Although they need eight to 10 hours of sleep per night to maintain their physical health, emotional well-being and academic performance, according to the National Sleep Foundation and the American Academy of Sleep Medicine, most teens in sleep less than eight, especially on school nights.

Recently published research from RUSH in the journal SLEEP sheds light on how teenagers can get better shut-eye.

“There are a lot of changes that an adolescent goes through,” said Stephanie J. Crowley, PhD, associate professor of psychiatry and behavioral sciences and director of the pediatric chronobiology and sleep research program at RUSH. “One is specifically a change in sleep biology that occurs during puberty.”

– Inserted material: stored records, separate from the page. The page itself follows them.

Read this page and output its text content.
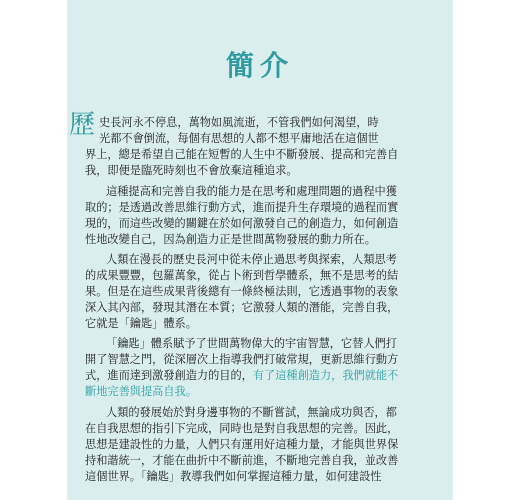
簡介
歷 史長河永不停息，萬物如風流逝，不管我們如何渴望，時
光都不會倒流，每個有思想的人都不想平庸地活在這個世
界上，總是希望自己能在短暫的人生中不斷發展、提高和完善自
我，即便是臨死時刻也不會放棄這種追求。
這種提高和完善自我的能力是在思考和處理問題的過程中獲
取的；是透過改善思維行動方式，進而提升生存環境的過程而實
現的，而這些改變的關鍵在於如何激發自己的創造力，如何創造
性地改變自己，因為創造力正是世間萬物發展的動力所在。
人類在漫長的歷史長河中從未停止過思考與探索，人類思考
的成果豐豐，包羅萬象，從占卜術到哲學體系，無不是思考的結
果。但是在這些成果背後總有一條終極法則，它透過事物的表象
深入其內部，發現其潛在本質；它激發人類的潛能，完善自我，
它就是「鑰匙」體系。
「鑰匙」體系賦予了世間萬物偉大的宇宙智慧，它替人們打
開了智慧之門，從深層次上指導我們打破常規，更新思維行動方
式，進而達到激發創造力的目的，有了這種創造力，我們就能不
斷地完善與提高自我。
人類的發展始於對身邊事物的不斷嘗試，無論成功與否，都
在自我思想的指引下完成，同時也是對自我思想的完善。因此，
思想是建設性的力量，人們只有運用好這種力量，才能與世界保
持和諧統一，才能在曲折中不斷前進，不斷地完善自我，並改善
這個世界。「鑰匙」教導我們如何掌握這種力量，如何建設性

“The brain systems that control sleep are changing in such a way that it’s easier for a teenager to stay awake later in the evening. One of these systems – the 24-hour circadian clock – is shifting later in the evening. time,” Crowley said.

So there are two competing forces: one to go to bed earlier for the school schedule and the other a biological change that naturally occurs in a teenager’s body.

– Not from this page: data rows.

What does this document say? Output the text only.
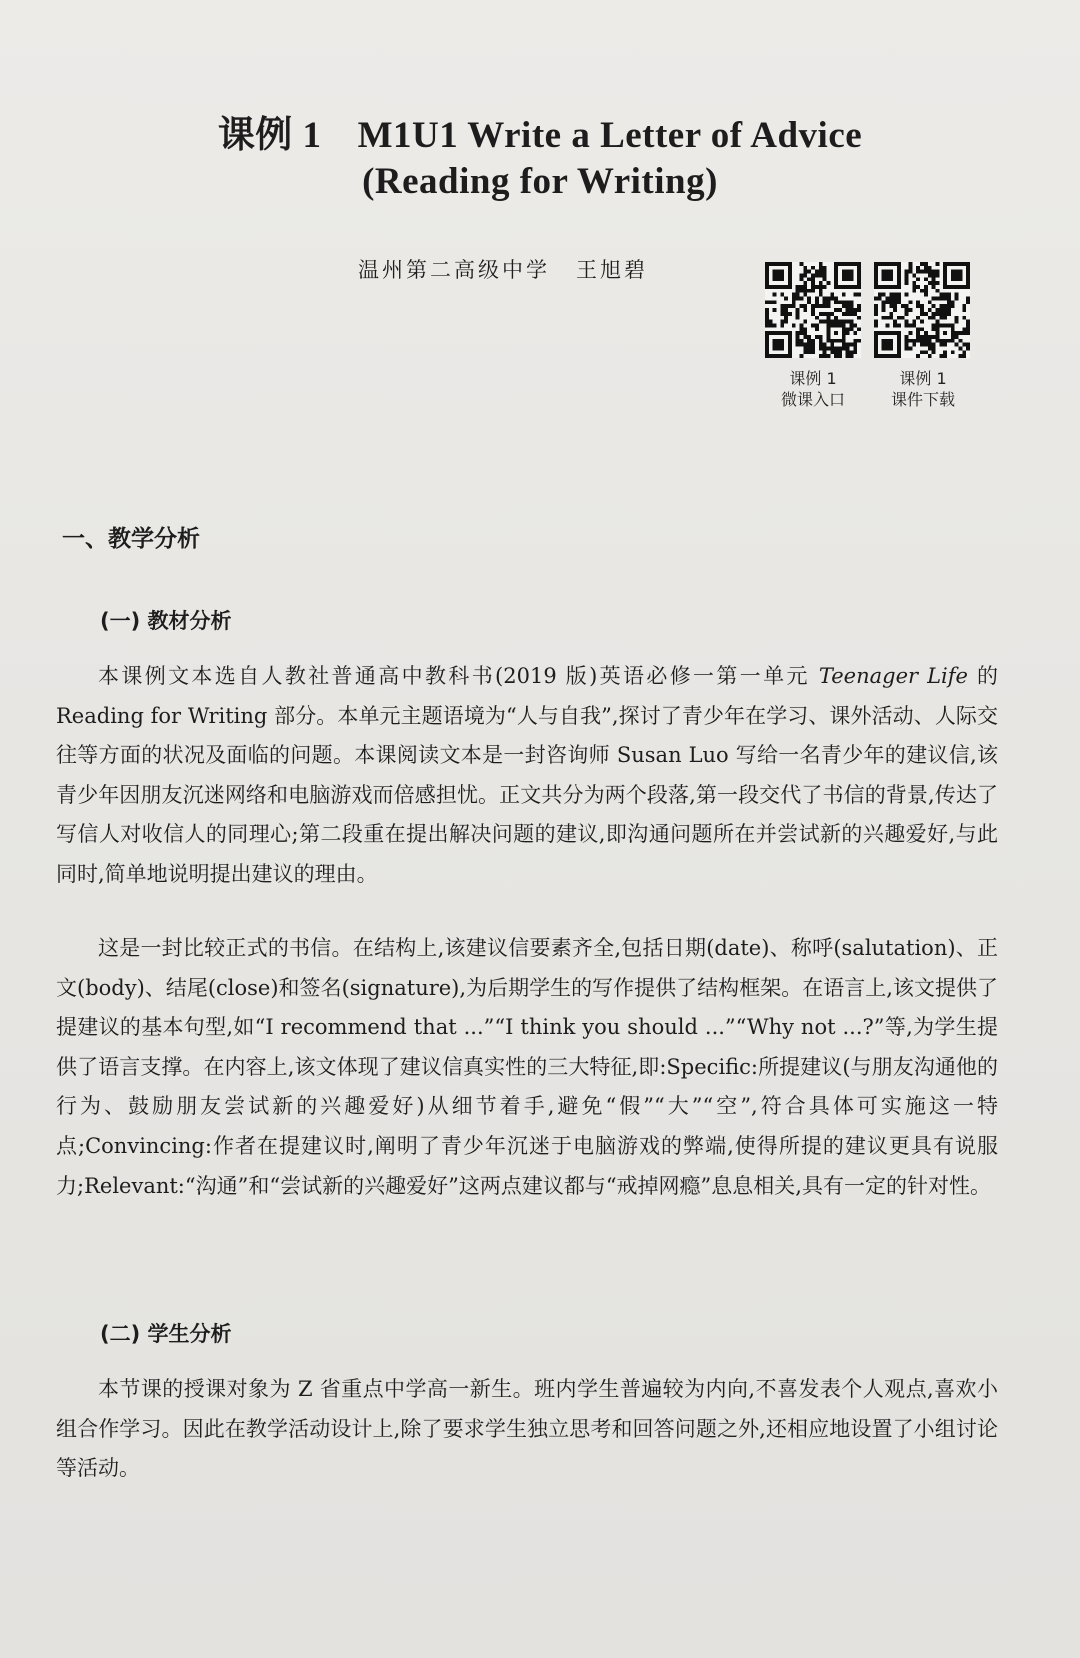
课例 1 M1U1 Write a Letter of Advice
(Reading for Writing)
温州第二高级中学 王旭碧
课例 1
微课入口
课例 1
课件下载
一、教学分析
(一) 教材分析
本课例文本选自人教社普通高中教科书(2019 版)英语必修一第一单元 Teenager Life 的 Reading for Writing 部分。本单元主题语境为“人与自我”,探讨了青少年在学习、课外活动、人际交往等方面的状况及面临的问题。本课阅读文本是一封咨询师 Susan Luo 写给一名青少年的建议信,该青少年因朋友沉迷网络和电脑游戏而倍感担忧。正文共分为两个段落,第一段交代了书信的背景,传达了写信人对收信人的同理心;第二段重在提出解决问题的建议,即沟通问题所在并尝试新的兴趣爱好,与此同时,简单地说明提出建议的理由。
这是一封比较正式的书信。在结构上,该建议信要素齐全,包括日期(date)、称呼(salutation)、正文(body)、结尾(close)和签名(signature),为后期学生的写作提供了结构框架。在语言上,该文提供了提建议的基本句型,如“I recommend that ...”“I think you should ...”“Why not ...?”等,为学生提供了语言支撑。在内容上,该文体现了建议信真实性的三大特征,即:Specific:所提建议(与朋友沟通他的行为、鼓励朋友尝试新的兴趣爱好)从细节着手,避免“假”“大”“空”,符合具体可实施这一特点;Convincing:作者在提建议时,阐明了青少年沉迷于电脑游戏的弊端,使得所提的建议更具有说服力;Relevant:“沟通”和“尝试新的兴趣爱好”这两点建议都与“戒掉网瘾”息息相关,具有一定的针对性。
(二) 学生分析
本节课的授课对象为 Z 省重点中学高一新生。班内学生普遍较为内向,不喜发表个人观点,喜欢小组合作学习。因此在教学活动设计上,除了要求学生独立思考和回答问题之外,还相应地设置了小组讨论等活动。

Because of this complex conflict, RUSH researchers set out to test a two-week intervention that targets the circadian system with different behavioral measures and attempts to help adolescents find a better nighttime routine.

To combat sleep deprivation in adolescents, researchers used light therapy on two weekend mornings for a total of 2.5 hours. The bright light tells the internal clock to wake up a little earlier. This change should make it easier for the teen to fall asleep at an appropriate time.

Less tired, irritable

Crowley and her team then helped tackle sleep deprivation by providing time management tools and removing barriers to an earlier bedtime, such as limiting certain activities after school.

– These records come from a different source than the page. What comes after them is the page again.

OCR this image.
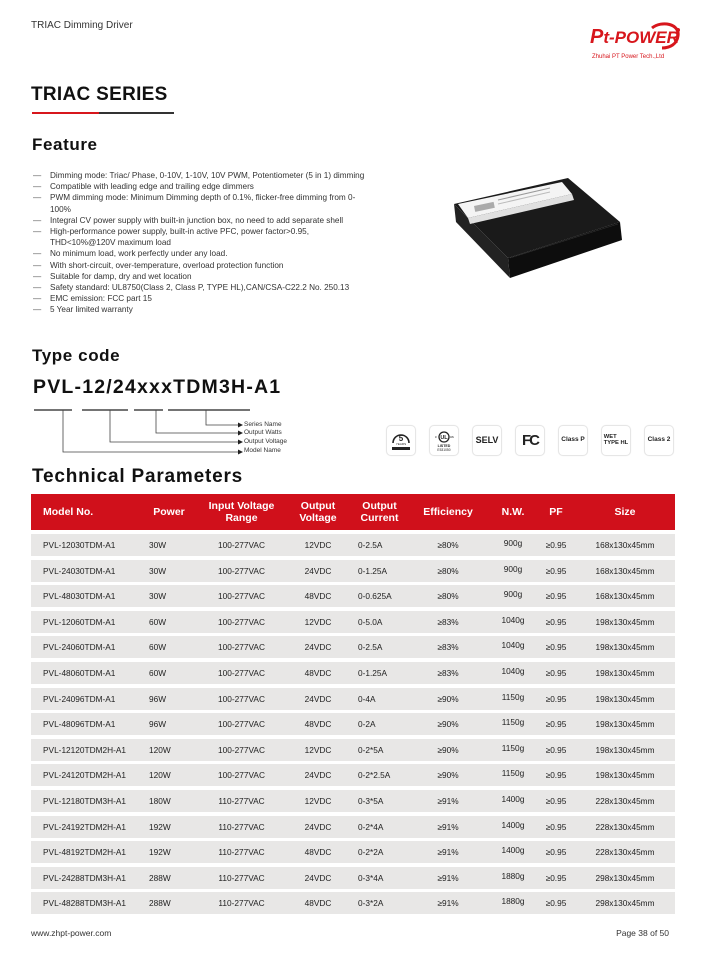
TRIAC Dimming Driver
Pt-POWER
Zhuhai PT Power Tech.,Ltd
TRIAC SERIES
Feature
— Dimming mode: Triac/ Phase, 0-10V, 1-10V, 10V PWM, Potentiometer (5 in 1) dimming
— Compatible with leading edge and trailing edge dimmers
— PWM dimming mode: Minimum Dimming depth of 0.1%, flicker-free dimming from 0-100%
— Integral CV power supply with built-in junction box, no need to add separate shell
— High-performance power supply, built-in active PFC, power factor>0.95, THD<10%@120V maximum load
— No minimum load, work perfectly under any load.
— With short-circuit, over-temperature, overload protection function
— Suitable for damp, dry and wet location
— Safety standard: UL8750(Class 2, Class P, TYPE HL),CAN/CSA-C22.2 No. 250.13
— EMC emission: FCC part 15
— 5 Year limited warranty
Type code
PVL-12/24xxxTDM3H-A1
Series Name
Output Watts
Output Voltage
Model Name
5
YEARS
UL
c	us
LISTED
E531050
SELV FC	Class P	WET
TYPE HL	Class 2
Technical Parameters
Model No.	Power	Input Voltage
Range
Output
Voltage
Output
Current	Efficiency	N.W.	PF	Size
PVL-12030TDM-A1	30W	100-277VAC	12VDC	0-2.5A	≥80%	900g	≥0.95	168x130x45mm
PVL-24030TDM-A1	30W	100-277VAC	24VDC	0-1.25A	≥80%	900g	≥0.95	168x130x45mm
PVL-48030TDM-A1	30W	100-277VAC	48VDC	0-0.625A	≥80%	900g	≥0.95	168x130x45mm
PVL-12060TDM-A1	60W	100-277VAC	12VDC	0-5.0A	≥83%	1040g	≥0.95	198x130x45mm
PVL-24060TDM-A1	60W	100-277VAC	24VDC	0-2.5A	≥83%	1040g	≥0.95	198x130x45mm
PVL-48060TDM-A1	60W	100-277VAC	48VDC	0-1.25A	≥83%	1040g	≥0.95	198x130x45mm
PVL-24096TDM-A1	96W	100-277VAC	24VDC	0-4A	≥90%	1150g	≥0.95	198x130x45mm
PVL-48096TDM-A1	96W	100-277VAC	48VDC	0-2A	≥90%	1150g	≥0.95	198x130x45mm
PVL-12120TDM2H-A1	120W	100-277VAC	12VDC	0-2*5A	≥90%	1150g	≥0.95	198x130x45mm
PVL-24120TDM2H-A1	120W	100-277VAC	24VDC	0-2*2.5A	≥90%	1150g	≥0.95	198x130x45mm
PVL-12180TDM3H-A1	180W	110-277VAC	12VDC	0-3*5A	≥91%	1400g	≥0.95	228x130x45mm
PVL-24192TDM2H-A1	192W	110-277VAC	24VDC	0-2*4A	≥91%	1400g	≥0.95	228x130x45mm
PVL-48192TDM2H-A1	192W	110-277VAC	48VDC	0-2*2A	≥91%	1400g	≥0.95	228x130x45mm
PVL-24288TDM3H-A1	288W	110-277VAC	24VDC	0-3*4A	≥91%	1880g	≥0.95	298x130x45mm
PVL-48288TDM3H-A1	288W	110-277VAC	48VDC	0-3*2A	≥91%	1880g	≥0.95	298x130x45mm
www.zhpt-power.com	Page 38 of 50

The researchers were able to shift the teens’ bedtimes an hour and a half earlier, and their total sleep time increased by about an hour.

“The interesting thing is that teenagers with late circadian clocks shifted up to two hours earlier,” Crowley said. “And teens who had an earlier circadian clock didn’t need to be shifted earlier. They just needed behavioral support to try to manage their time in the evening and increase their sleep duration.”

The researchers also found that the teens in the intervention group were less tired, less irritable and less worried, and showed better concentration. Students’ morning alertness has also improved.

RUSH researchers are following participants in another study to determine if teens were able to maintain their improved sleep routine.